The generative AI system also generates alerts and reports on specific insights from customer complaints.

In the future, the system could be used to direct the most important or time-sensitive complaints to specialists.

This system has not changed any personnel so far, Higganbotham said.

“We have human representatives who look into complaints and know the joint ventures really well,” he said. “So this gives them additional insight into what’s going on in the programs.”

When a problem is detected in the system, a human moderator logs it and ensures that the customer’s needs are met by one of First Electronic Bank’s customer service providers.

Higganbotham sees this technology deployment as an effort to protect consumers and address corporate risks.

“The biggest push for me will be to ensure that consumer protection regulations are met, including the principles regarding unfair, deceptive or abusive acts or practices,” Higganbotham said.

He said the bank chose Spring Labs because of its team’s depth of technology skills and consumer finance business knowledge.

Generative AI models are good at tasks that require strong language understanding but don’t require much logical inference, fact-finding or deep pattern recognition, Sun said.

“There’s a lot of language processing, a lot of reading complaints, reading news articles or reading regulations and trying to apply them to various aspects,” Sun said.

Spring Labs’ software, he said, relies on small language models to maintain certain processes.

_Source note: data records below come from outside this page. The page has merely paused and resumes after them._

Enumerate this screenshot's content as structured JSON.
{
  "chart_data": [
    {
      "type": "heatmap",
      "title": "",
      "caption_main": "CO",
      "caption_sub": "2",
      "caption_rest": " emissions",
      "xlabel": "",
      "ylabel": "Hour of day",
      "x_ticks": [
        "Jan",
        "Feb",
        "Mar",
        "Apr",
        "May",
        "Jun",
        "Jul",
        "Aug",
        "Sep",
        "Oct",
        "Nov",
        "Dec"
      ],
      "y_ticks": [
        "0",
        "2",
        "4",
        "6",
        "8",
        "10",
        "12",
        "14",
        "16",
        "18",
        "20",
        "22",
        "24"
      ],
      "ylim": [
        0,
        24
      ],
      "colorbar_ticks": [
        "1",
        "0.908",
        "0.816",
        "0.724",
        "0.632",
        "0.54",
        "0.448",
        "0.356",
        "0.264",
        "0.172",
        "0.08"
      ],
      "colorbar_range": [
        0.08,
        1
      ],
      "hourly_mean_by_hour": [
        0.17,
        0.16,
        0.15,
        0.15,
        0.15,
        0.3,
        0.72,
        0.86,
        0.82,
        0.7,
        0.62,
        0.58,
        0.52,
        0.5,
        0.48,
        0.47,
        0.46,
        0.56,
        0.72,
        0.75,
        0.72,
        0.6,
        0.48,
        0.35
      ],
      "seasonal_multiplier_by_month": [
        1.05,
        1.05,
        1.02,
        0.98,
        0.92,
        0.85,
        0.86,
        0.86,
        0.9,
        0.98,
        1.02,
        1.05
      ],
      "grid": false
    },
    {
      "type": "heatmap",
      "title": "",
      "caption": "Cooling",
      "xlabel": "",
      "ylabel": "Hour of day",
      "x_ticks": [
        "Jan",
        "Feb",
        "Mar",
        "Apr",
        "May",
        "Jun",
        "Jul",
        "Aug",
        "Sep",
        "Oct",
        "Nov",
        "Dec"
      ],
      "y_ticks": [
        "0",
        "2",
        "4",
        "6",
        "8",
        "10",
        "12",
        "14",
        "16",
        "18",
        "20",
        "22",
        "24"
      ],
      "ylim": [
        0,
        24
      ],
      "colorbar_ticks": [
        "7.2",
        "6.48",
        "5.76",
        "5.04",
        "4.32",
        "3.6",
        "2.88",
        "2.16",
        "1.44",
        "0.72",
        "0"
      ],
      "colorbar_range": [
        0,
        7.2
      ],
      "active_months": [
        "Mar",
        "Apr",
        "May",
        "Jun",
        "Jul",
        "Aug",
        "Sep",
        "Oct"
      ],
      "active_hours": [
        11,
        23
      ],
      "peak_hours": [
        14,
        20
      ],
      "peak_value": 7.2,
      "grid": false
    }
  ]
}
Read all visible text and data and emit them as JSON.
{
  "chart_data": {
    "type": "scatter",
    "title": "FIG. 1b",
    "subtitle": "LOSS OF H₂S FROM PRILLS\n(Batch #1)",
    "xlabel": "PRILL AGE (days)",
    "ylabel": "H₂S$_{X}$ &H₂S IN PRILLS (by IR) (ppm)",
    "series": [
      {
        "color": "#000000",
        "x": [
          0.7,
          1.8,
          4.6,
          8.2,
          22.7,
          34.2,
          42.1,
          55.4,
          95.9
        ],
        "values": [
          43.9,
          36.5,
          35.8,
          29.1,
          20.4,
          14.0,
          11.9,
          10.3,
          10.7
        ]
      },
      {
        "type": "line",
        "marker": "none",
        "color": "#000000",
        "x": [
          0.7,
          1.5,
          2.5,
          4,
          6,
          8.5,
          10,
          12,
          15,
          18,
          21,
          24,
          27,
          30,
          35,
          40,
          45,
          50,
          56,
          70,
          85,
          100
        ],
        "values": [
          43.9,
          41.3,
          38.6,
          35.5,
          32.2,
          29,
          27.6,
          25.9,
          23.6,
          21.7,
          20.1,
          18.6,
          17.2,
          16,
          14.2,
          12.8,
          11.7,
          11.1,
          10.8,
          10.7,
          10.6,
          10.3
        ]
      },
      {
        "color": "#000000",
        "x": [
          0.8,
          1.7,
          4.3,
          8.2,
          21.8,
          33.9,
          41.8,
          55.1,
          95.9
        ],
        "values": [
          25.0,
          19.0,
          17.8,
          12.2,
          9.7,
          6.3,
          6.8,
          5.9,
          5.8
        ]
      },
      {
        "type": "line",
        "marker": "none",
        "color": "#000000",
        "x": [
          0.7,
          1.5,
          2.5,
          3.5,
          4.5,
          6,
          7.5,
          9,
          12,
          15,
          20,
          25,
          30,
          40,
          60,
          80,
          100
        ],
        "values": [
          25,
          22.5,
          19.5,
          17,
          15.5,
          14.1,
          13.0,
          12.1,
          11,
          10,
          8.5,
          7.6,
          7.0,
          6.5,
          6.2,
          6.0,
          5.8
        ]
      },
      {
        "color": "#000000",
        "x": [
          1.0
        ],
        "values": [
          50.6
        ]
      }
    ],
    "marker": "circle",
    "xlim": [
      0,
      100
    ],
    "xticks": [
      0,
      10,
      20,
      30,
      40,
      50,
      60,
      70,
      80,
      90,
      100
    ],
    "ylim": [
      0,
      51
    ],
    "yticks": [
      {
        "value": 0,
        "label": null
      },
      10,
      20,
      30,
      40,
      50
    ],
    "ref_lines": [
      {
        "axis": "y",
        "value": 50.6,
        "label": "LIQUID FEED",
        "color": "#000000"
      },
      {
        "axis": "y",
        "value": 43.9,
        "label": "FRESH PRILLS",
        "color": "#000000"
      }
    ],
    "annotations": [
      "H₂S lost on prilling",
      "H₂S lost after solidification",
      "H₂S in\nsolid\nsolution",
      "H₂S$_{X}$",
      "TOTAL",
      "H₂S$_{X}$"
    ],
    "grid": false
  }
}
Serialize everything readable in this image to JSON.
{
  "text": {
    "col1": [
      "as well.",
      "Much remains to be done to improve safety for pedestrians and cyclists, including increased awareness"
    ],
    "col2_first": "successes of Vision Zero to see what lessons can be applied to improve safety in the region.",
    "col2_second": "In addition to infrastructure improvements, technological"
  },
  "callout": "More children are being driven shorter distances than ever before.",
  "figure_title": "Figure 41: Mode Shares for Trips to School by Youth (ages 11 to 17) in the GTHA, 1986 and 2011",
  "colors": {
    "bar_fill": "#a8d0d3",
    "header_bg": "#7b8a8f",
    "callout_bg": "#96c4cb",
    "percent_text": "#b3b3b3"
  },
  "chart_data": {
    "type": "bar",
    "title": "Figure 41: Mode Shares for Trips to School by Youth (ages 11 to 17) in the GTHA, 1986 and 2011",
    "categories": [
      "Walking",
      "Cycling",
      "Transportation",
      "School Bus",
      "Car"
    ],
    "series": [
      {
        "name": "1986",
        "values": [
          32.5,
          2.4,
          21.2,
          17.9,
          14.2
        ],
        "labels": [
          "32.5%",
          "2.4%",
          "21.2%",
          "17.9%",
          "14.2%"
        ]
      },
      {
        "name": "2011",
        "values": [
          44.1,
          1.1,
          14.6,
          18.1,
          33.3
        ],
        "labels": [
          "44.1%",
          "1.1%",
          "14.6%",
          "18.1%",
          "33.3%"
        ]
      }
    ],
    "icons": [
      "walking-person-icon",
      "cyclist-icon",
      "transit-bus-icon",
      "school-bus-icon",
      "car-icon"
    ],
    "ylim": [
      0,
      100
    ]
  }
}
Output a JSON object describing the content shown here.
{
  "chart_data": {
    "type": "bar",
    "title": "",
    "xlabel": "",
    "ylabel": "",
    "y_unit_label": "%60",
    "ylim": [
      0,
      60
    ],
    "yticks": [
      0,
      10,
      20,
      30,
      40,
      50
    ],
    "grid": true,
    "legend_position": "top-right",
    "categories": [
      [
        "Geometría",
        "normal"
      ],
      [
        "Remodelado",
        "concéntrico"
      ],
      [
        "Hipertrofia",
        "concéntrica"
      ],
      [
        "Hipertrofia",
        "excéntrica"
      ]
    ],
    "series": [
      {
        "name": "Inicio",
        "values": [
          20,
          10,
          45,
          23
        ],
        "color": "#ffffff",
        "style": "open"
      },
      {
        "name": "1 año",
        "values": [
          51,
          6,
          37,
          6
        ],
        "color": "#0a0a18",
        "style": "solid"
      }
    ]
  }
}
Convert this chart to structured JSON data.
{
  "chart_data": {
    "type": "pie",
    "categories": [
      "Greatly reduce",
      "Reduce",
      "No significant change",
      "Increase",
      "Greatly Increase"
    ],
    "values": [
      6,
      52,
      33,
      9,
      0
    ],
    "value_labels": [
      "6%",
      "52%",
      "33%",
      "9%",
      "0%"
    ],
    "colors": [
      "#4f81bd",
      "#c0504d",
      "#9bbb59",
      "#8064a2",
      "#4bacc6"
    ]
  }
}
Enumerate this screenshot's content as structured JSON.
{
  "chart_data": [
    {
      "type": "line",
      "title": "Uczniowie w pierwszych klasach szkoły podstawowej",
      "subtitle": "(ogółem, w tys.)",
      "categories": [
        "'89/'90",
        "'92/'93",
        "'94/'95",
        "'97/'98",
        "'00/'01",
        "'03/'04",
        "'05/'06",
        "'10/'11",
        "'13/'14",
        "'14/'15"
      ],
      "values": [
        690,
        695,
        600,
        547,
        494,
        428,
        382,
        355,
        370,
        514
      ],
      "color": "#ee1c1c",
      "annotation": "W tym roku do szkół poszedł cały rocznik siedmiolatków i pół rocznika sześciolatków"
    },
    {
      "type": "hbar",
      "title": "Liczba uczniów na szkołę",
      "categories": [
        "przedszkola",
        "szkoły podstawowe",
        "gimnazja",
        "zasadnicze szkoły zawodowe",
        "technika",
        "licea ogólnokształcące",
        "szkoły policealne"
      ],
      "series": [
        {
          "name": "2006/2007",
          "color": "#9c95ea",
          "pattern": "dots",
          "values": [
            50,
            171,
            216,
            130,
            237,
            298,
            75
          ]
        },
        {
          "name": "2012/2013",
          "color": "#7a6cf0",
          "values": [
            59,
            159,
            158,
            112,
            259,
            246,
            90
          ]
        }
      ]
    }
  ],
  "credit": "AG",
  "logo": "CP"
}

It uses large language models for some processing and productive capabilities. It can work with any model, he said.

Older, keyword-based compliance systems are more likely to trigger false positives and false negatives, Sun said. Such systems can’t understand context or code words, for example.

“If someone uses the word ‘Asian’ in a completely innocuous context, that could be perceived as a potential fair credit violation,” Sun said, giving an example of a false positive.

In addition to categorizing and flagging customer complaints, Spring Labs’ system can also be used to assign workflows to customer complaints, and some customers are already using it that way, Sun said.

Some experts agree that this use case for generative AI makes sense.

“I think the concept and the approach is valid,” Marcia Tal, founder of PositivityTech, a firm that helps companies understand customer complaints, said in an interview. “All banks are trying to solidify their sophistication, accountability and responsibility in this (banking as a service) space.”

But he notes that a productive AI system should never be the sole monitor of customer interactions; people with domain expertise need to be involved. And customer privacy needs to be protected as data is transferred between assets and systems.

“The richness of these conversations that happen (in customer service interactions) is real,” Tal said. “People will sometimes tell you stories about what’s going on with them. Why would you want that to end up anywhere else? Or why wouldn’t an organization care about this data like they care about other data assets they have?”